Ils étaient en effet dignes de figurer à côté de leur chef, ces braves gentilshommes qui n'attendaient qu'un mot de sa part pour sauver leur patrie d'adoption, ou mourir comme on mourait alors, le mousquet ou l'épée à la main.

Auprès du comte de Frontenac, dont l'extérieur imposait tant à ceux qui l'approchaient, venaient, d'abord le chevalier de Vaudreuil, le sieur Juchereau de Saint-Denis,[22] qui par sa belle conduite durant ce siège devait mériter des lettres d'anoblissements, M. LeMoyne de Sainte-Hélène, que la mort allait bientôt frapper au champ des braves, ses dignes frères MM. de Bienville et de Maricourt, et le major Provost, que le lecteur connaît déjà.

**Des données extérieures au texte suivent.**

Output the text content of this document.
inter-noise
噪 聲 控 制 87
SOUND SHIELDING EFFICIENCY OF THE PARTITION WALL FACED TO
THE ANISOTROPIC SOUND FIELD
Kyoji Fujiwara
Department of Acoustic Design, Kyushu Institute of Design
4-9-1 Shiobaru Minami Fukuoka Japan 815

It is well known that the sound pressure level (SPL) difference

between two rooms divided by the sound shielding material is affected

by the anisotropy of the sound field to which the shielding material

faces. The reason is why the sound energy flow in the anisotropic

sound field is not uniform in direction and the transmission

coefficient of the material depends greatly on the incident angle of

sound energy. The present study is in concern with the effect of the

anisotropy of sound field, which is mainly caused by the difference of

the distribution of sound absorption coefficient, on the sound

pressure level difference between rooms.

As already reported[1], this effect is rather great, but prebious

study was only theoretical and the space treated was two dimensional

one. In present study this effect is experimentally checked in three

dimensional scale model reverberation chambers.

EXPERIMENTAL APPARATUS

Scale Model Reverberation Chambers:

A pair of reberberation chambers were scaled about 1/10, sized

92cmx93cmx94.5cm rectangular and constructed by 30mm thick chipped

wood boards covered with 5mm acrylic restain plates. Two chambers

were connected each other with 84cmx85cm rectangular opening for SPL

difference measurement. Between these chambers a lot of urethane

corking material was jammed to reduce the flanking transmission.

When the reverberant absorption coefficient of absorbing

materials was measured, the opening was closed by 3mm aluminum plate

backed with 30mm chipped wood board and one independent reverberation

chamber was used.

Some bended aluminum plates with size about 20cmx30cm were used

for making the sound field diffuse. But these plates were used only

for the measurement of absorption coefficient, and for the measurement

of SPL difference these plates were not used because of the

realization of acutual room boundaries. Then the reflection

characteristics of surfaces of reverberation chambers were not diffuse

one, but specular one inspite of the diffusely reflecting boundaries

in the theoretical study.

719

[Note 22: ][(retour) ] Il fut l'ancêtre des Duchesnay.

Vous auriez pu voir encore M. de La Touche, fils du seigneur de Champlain, et le chevalier de Clermont, qui tombèrent glorieusement tous deux sur le champ d'honneur, trois jours plus tard.

Il y avait enfin les de Saint-Ours, les Linctôt, les Couillard, les Boucher, les d'Ailleboust, les Chambly, les Dugué, les d'Arpentigny, les Tilly, les Baby, les de Lotbinière, et maints autres nobles gens d'épée qui se signalèrent tous dans les fréquents combats de ces temps chevaleresques dont les annales font aujourd'hui notre orgueil.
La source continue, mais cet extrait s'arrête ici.